You aren't sure why he falls in love with you. He smiles when you swagger your female appropriation of macho-male copness. He calls you pet names. And he holds you tight to his chest in the quiet of the bedroom.

As time passes, you laugh at his frown or pretend not to notice his disappointment when you drink too much or talk of bashing heads. He walks out of the room when you snap in anger or scream in frustration. He puts a sign on the kitchen door:
LEAVE THY WORK BEHIND
. You laugh and attribute it to his sensitivity, something your father would agree with if he were alive.

Your father was the job and nothing more, your husband says.

He was a good cop, you say.

But he wasn't a good man. He wasn't a good husband or father.

But he was a good cop, a damn good cop.

He looks at you, your husband. And that's enough for you?

 

There is now a single bullet in the chamber, and you are spinning the cylinder round and round with your thumb, popping it back and forth. You palm it closed and open your eyes, wincing when your knuckles hit the edge of the table as you reach for another drink. They are raw from being punched through Sheetrock last night, after he walked out.

Turn your head and bury it in your shoulder—inhale. You are wearing one of his old T-shirts smelling of sweat, gun oil, and baby powder, a hint of the aftershave he wears. The smell cocoons you in his gentleness. He is a gentle man, your husband the cop. Everyone says so.

Put the gun up flat against your cheek. Let the tip of the barrel rest against your nose. Blowing off a piece of your face would not begin to atone for last night. So the question becomes, What would? You think of your father and the way he steadied the rifle on your shoulder, the stock tucked tight against your cheek as you took aim at a target.

With one hand you reach out for the bottle of rum and pour more in the glass. The gun never wavers in your grip, flush against the soft contours of your face.

 

Last night he said you were dangerous. As he threw you back against the wall, he said you were out of control. Screaming in your face, he told you that you were a lousy mother and a lousy wife and a lousy cop. As he yelled, you watched your child, yours and his, become even more rigid and wild-eyed. Drawing within herself, becoming invisible.

Then he went rigid and quiet too, barely quivering in his anger. My God, he whispered, the words reverberating long after he left, What have you done to us? A muscle fluttered along his jaw as he stared at you. And you stared at your daughter. Then he turned and scooped up your child, yours and his, and walked out. And you don't know where they are. And you don't know if they'll be back.

But she had been chattering so. On and on, weaving in and out between your feet. Questioning this, wanting that, whining, bumping up against you, twirling that lion round and round with arms outstretched. And you felt like a real lion, pacing in this kitchen, drinking too much, smoking too much. She chattered on and on and pulled and tugged at you, holding on to your legs, weaving in and out, around and about you.
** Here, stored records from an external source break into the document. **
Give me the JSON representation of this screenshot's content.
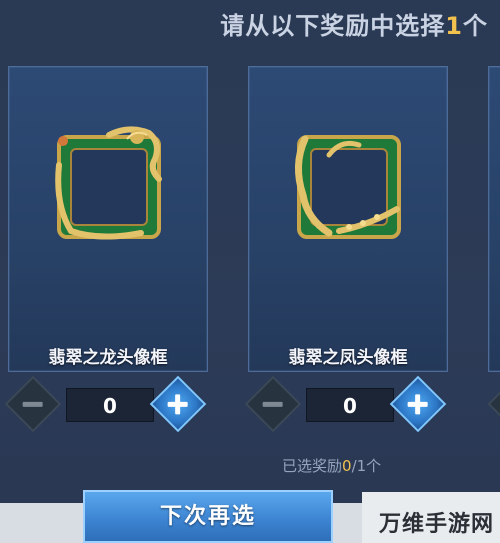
{
  "header": {
    "prefix": "请从以下奖励中选择",
    "count": "1",
    "suffix": "个"
  },
  "rewards": [
    {
      "name": "翡翠之龙头像框",
      "quantity": "0",
      "icon": "jade-dragon-frame-icon"
    },
    {
      "name": "翡翠之凤头像框",
      "quantity": "0",
      "icon": "jade-phoenix-frame-icon"
    }
  ],
  "selection": {
    "prefix": "已选奖励",
    "current": "0",
    "suffix": "/1个"
  },
  "reroll_button": {
    "label": "下次再选"
  },
  "watermark": {
    "text": "万维手游网"
  },
  "colors": {
    "accent_gold": "#f2c14e",
    "card_blue": "#2d4a75",
    "button_blue": "#3b82d0",
    "frame_green": "#1f7a3a"
  }
}
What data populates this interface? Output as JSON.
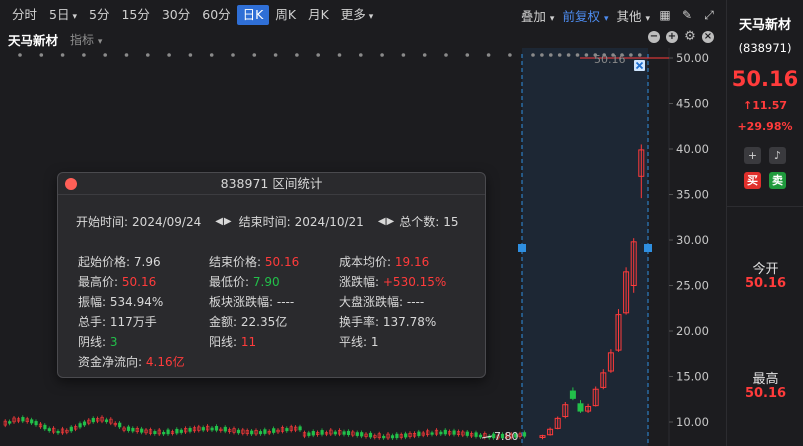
{
  "toolbar": {
    "periods": [
      "分时",
      "5日",
      "5分",
      "15分",
      "30分",
      "60分",
      "日K",
      "周K",
      "月K",
      "更多"
    ],
    "active_period": "日K",
    "adjust": "叠加",
    "fuquan": "前复权",
    "other": "其他"
  },
  "chart": {
    "stock_name": "天马新材",
    "indicator_label": "指标",
    "last_price_tag": "50.16",
    "low_label": "7.80",
    "y_ticks": [
      "50.00",
      "45.00",
      "40.00",
      "35.00",
      "30.00",
      "25.00",
      "20.00",
      "15.00",
      "10.00"
    ]
  },
  "chart_data": {
    "type": "candlestick",
    "y_range": [
      8.5,
      50.5
    ],
    "y_ticks": [
      50,
      45,
      40,
      35,
      30,
      25,
      20,
      15,
      10
    ],
    "recent_candles": [
      {
        "open": 8.3,
        "close": 8.5,
        "high": 8.6,
        "low": 8.1
      },
      {
        "open": 8.6,
        "close": 9.2,
        "high": 9.4,
        "low": 8.5
      },
      {
        "open": 9.3,
        "close": 10.4,
        "high": 10.6,
        "low": 9.2
      },
      {
        "open": 10.6,
        "close": 11.9,
        "high": 12.2,
        "low": 10.4
      },
      {
        "open": 13.4,
        "close": 12.6,
        "high": 13.8,
        "low": 12.4
      },
      {
        "open": 12.0,
        "close": 11.2,
        "high": 12.4,
        "low": 11.0
      },
      {
        "open": 11.2,
        "close": 11.7,
        "high": 12.0,
        "low": 11.0
      },
      {
        "open": 11.8,
        "close": 13.6,
        "high": 13.9,
        "low": 11.7
      },
      {
        "open": 13.8,
        "close": 15.4,
        "high": 15.8,
        "low": 13.6
      },
      {
        "open": 15.6,
        "close": 17.6,
        "high": 18.0,
        "low": 15.4
      },
      {
        "open": 17.9,
        "close": 21.8,
        "high": 22.4,
        "low": 17.7
      },
      {
        "open": 22.0,
        "close": 26.5,
        "high": 27.0,
        "low": 21.8
      },
      {
        "open": 25.0,
        "close": 29.8,
        "high": 30.2,
        "low": 24.2
      },
      {
        "open": 37.0,
        "close": 39.9,
        "high": 40.5,
        "low": 34.6
      }
    ]
  },
  "popup": {
    "title": "838971 区间统计",
    "start_label": "开始时间:",
    "start_value": "2024/09/24",
    "end_label": "结束时间:",
    "end_value": "2024/10/21",
    "count_label": "总个数:",
    "count_value": "15",
    "start_price_label": "起始价格:",
    "start_price": "7.96",
    "end_price_label": "结束价格:",
    "end_price": "50.16",
    "avg_cost_label": "成本均价:",
    "avg_cost": "19.16",
    "high_label": "最高价:",
    "high": "50.16",
    "low_label": "最低价:",
    "low": "7.90",
    "change_label": "涨跌幅:",
    "change": "+530.15%",
    "amplitude_label": "振幅:",
    "amplitude": "534.94%",
    "sector_change_label": "板块涨跌幅:",
    "sector_change": "----",
    "market_change_label": "大盘涨跌幅:",
    "market_change": "----",
    "volume_label": "总手:",
    "volume": "117万手",
    "amount_label": "金额:",
    "amount": "22.35亿",
    "turnover_label": "换手率:",
    "turnover": "137.78%",
    "down_days_label": "阴线:",
    "down_days": "3",
    "up_days_label": "阳线:",
    "up_days": "11",
    "flat_days_label": "平线:",
    "flat_days": "1",
    "net_flow_label": "资金净流向:",
    "net_flow": "4.16亿"
  },
  "sidebar": {
    "name": "天马新材",
    "code": "(838971)",
    "price": "50.16",
    "change": "↑11.57",
    "pct": "+29.98%",
    "buy": "买",
    "sell": "卖",
    "open_label": "今开",
    "open_value": "50.16",
    "high_label": "最高",
    "high_value": "50.16"
  },
  "colors": {
    "up": "#ff3b3b",
    "down": "#22c04a",
    "accent": "#2f6fd6",
    "selection": "#1f8fe0"
  }
}
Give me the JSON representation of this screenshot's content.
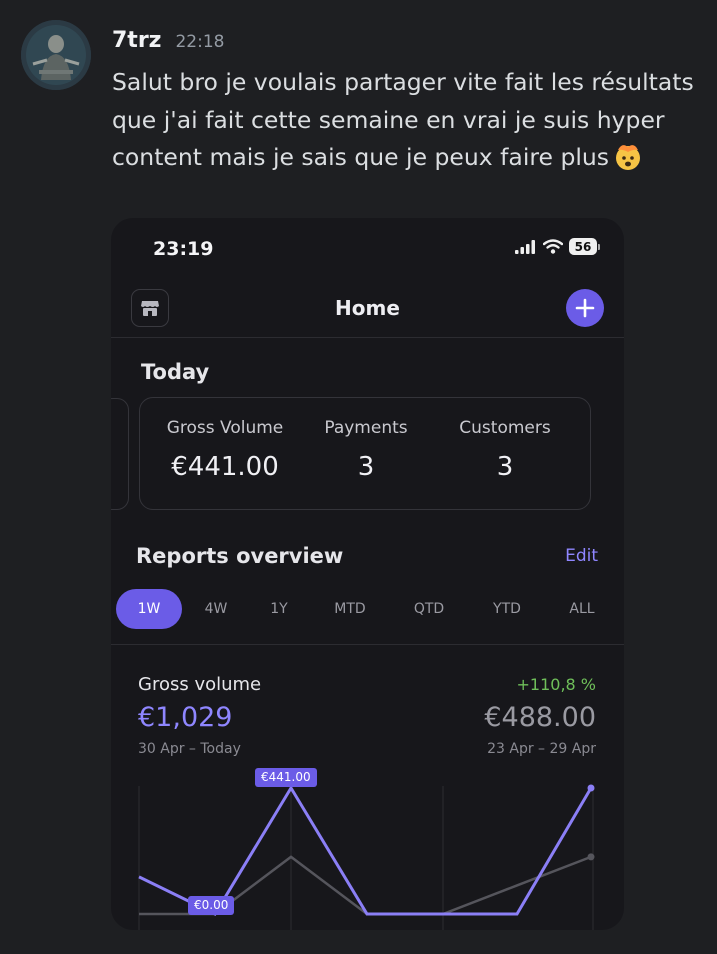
{
  "message": {
    "author": "7trz",
    "timestamp": "22:18",
    "text": "Salut bro je voulais partager vite fait les résultats que j'ai fait cette semaine en vrai je suis hyper content mais je sais que je peux faire plus"
  },
  "phone": {
    "status_bar": {
      "time": "23:19",
      "battery": "56"
    },
    "nav": {
      "title": "Home"
    },
    "today": {
      "title": "Today",
      "stats": [
        {
          "label": "Gross Volume",
          "value": "€441.00"
        },
        {
          "label": "Payments",
          "value": "3"
        },
        {
          "label": "Customers",
          "value": "3"
        }
      ]
    },
    "reports": {
      "title": "Reports overview",
      "edit_label": "Edit",
      "tabs": [
        "1W",
        "4W",
        "1Y",
        "MTD",
        "QTD",
        "YTD",
        "ALL"
      ],
      "active_tab": "1W"
    },
    "gross_volume": {
      "label": "Gross volume",
      "change": "+110,8 %",
      "current_value": "€1,029",
      "current_range": "30 Apr – Today",
      "previous_value": "€488.00",
      "previous_range": "23 Apr – 29 Apr"
    }
  },
  "chart_data": {
    "type": "line",
    "series": [
      {
        "values": [
          130,
          0,
          441,
          0,
          0,
          0,
          441
        ]
      },
      {
        "values": [
          0,
          0,
          200,
          0,
          0,
          100,
          200
        ]
      }
    ],
    "annotations": [
      {
        "text": "€441.00",
        "value": 441
      },
      {
        "text": "€0.00",
        "value": 0
      }
    ],
    "colors": {
      "current": "#8b7ff6",
      "previous": "#55555c"
    },
    "grid": true
  }
}
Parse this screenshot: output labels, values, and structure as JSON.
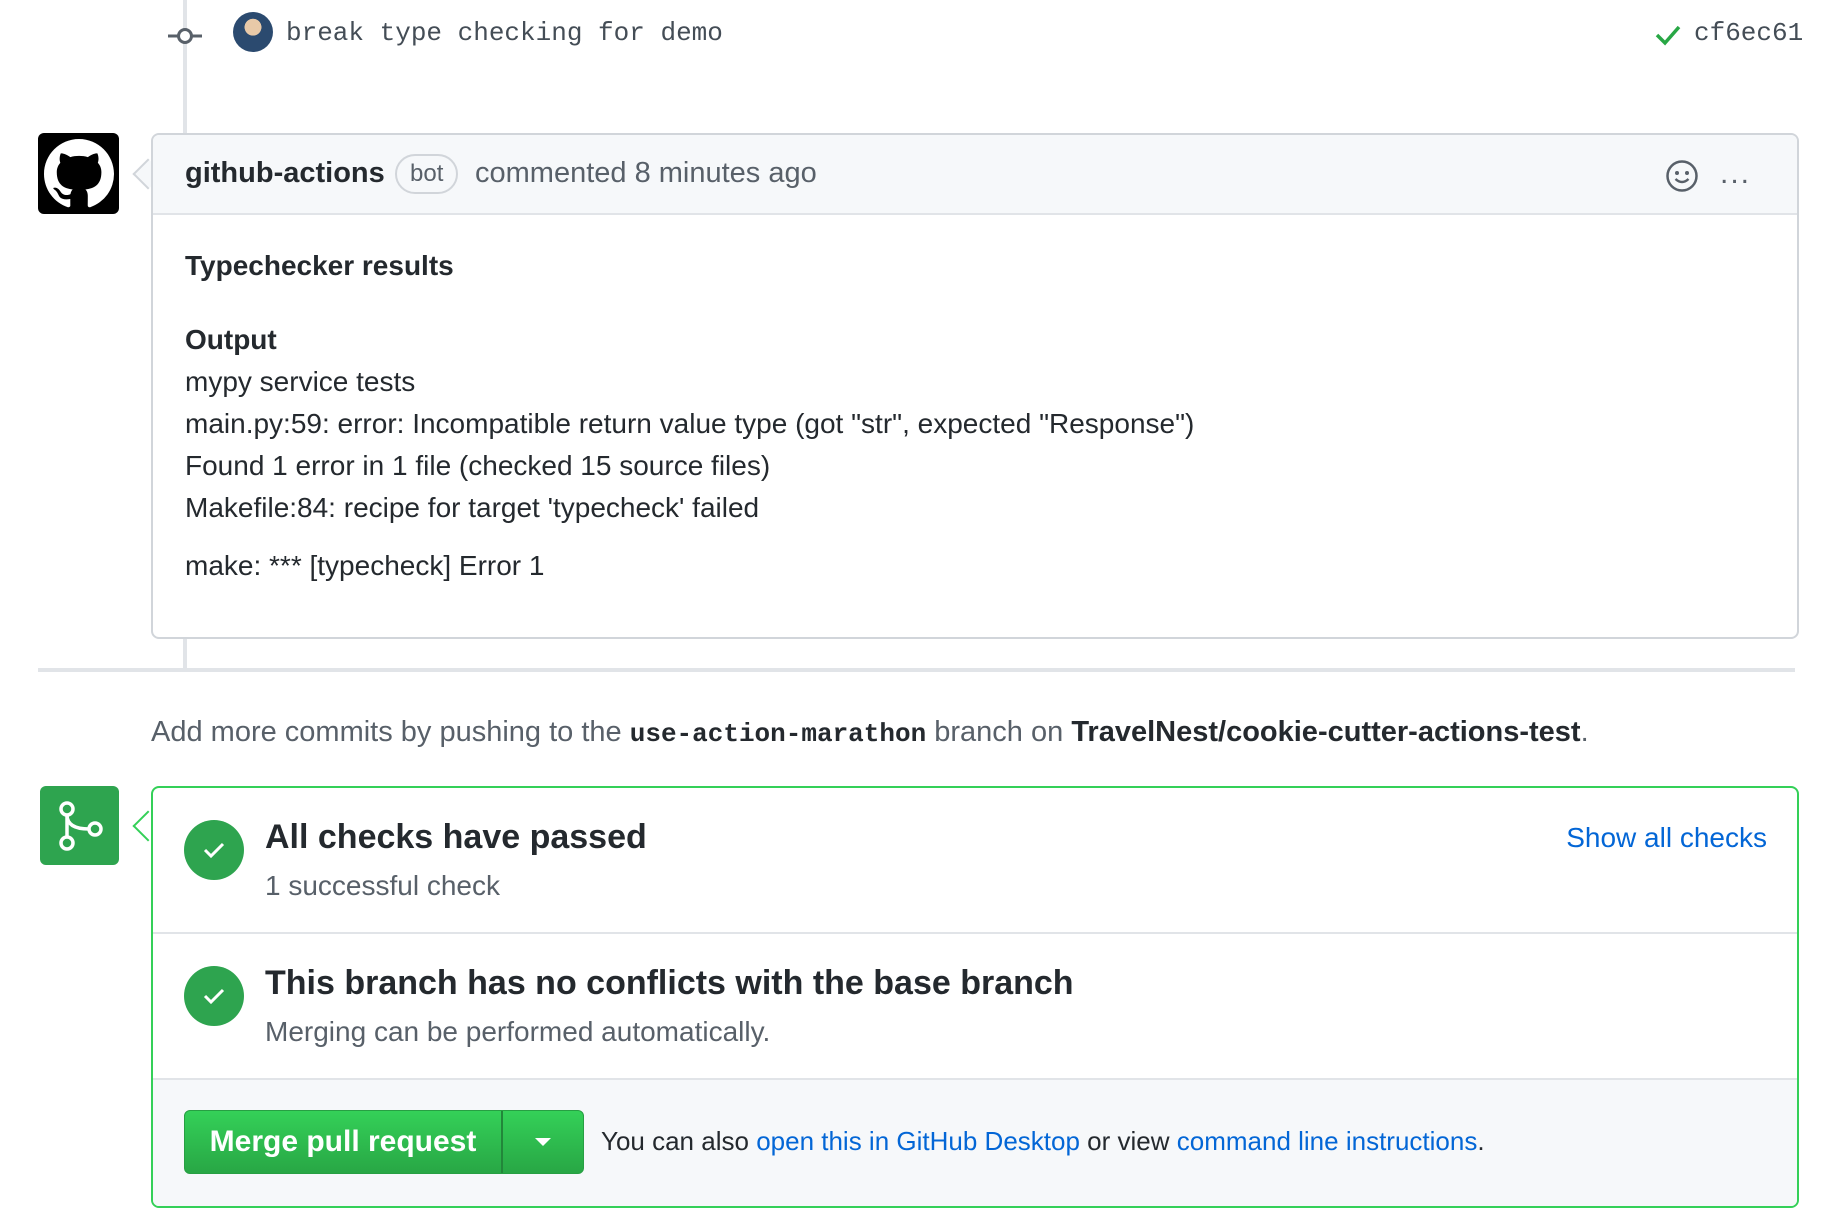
{
  "commit": {
    "message": "break type checking for demo",
    "sha": "cf6ec61",
    "status_icon": "check-icon"
  },
  "comment": {
    "author": "github-actions",
    "badge": "bot",
    "meta": "commented 8 minutes ago",
    "title": "Typechecker results",
    "output_label": "Output",
    "lines": [
      "mypy service tests",
      "main.py:59: error: Incompatible return value type (got \"str\", expected \"Response\")",
      "Found 1 error in 1 file (checked 15 source files)",
      "Makefile:84: recipe for target 'typecheck' failed"
    ],
    "last_line": "make: *** [typecheck] Error 1",
    "more_label": "..."
  },
  "push_note": {
    "prefix": "Add more commits by pushing to the",
    "branch": "use-action-marathon",
    "middle": "branch on",
    "repo": "TravelNest/cookie-cutter-actions-test",
    "suffix": "."
  },
  "merge": {
    "checks_title": "All checks have passed",
    "checks_sub": "1 successful check",
    "show_all": "Show all checks",
    "conflicts_title": "This branch has no conflicts with the base branch",
    "conflicts_sub": "Merging can be performed automatically.",
    "button_label": "Merge pull request",
    "hint_prefix": "You can also",
    "hint_link1": "open this in GitHub Desktop",
    "hint_middle": "or view",
    "hint_link2": "command line instructions",
    "hint_suffix": "."
  },
  "colors": {
    "success": "#2ea44f",
    "link": "#0366d6",
    "border": "#d1d5da"
  }
}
Every step you took, there she was, underfoot, wanting something. She wanted to know how come you hadn't gone to work like Daddy and was it true you'd been a bad girl and how come she had to have peas for supper, she'd had those last night, and she wanted Daddy to feed her and Momma she wanted more juice
now
and you whirled, slapping her—very hard and very fast.

Not as hard and as fast as you hit the prisoner last week, the thirty-day-suspension blow. Too many recent incidents of unwar
ranted aggression in your folder, they said, too many complaints. You need to learn to restrain yourself. You have a problem with drinking, Officer. You have a problem controlling your temper. Never mind that the prisoner you backhanded had just set his four-year-old son down on a lit stove burner. You should control your emotions, Officer. You aren't the judge and jury on the streets, sweetheart. Maybe you should seek some help, they all said.

To hell, you had yelled back, to hell with all of you. I'll take the thirty days.

 

You slide the gun along your cheek and place it against your lips. The danger is that your aim will be off just enough so that you won't die instantly but do considerable damage and bleed to death. Or live. It all depends on the angle of the gun when you put it in your mouth.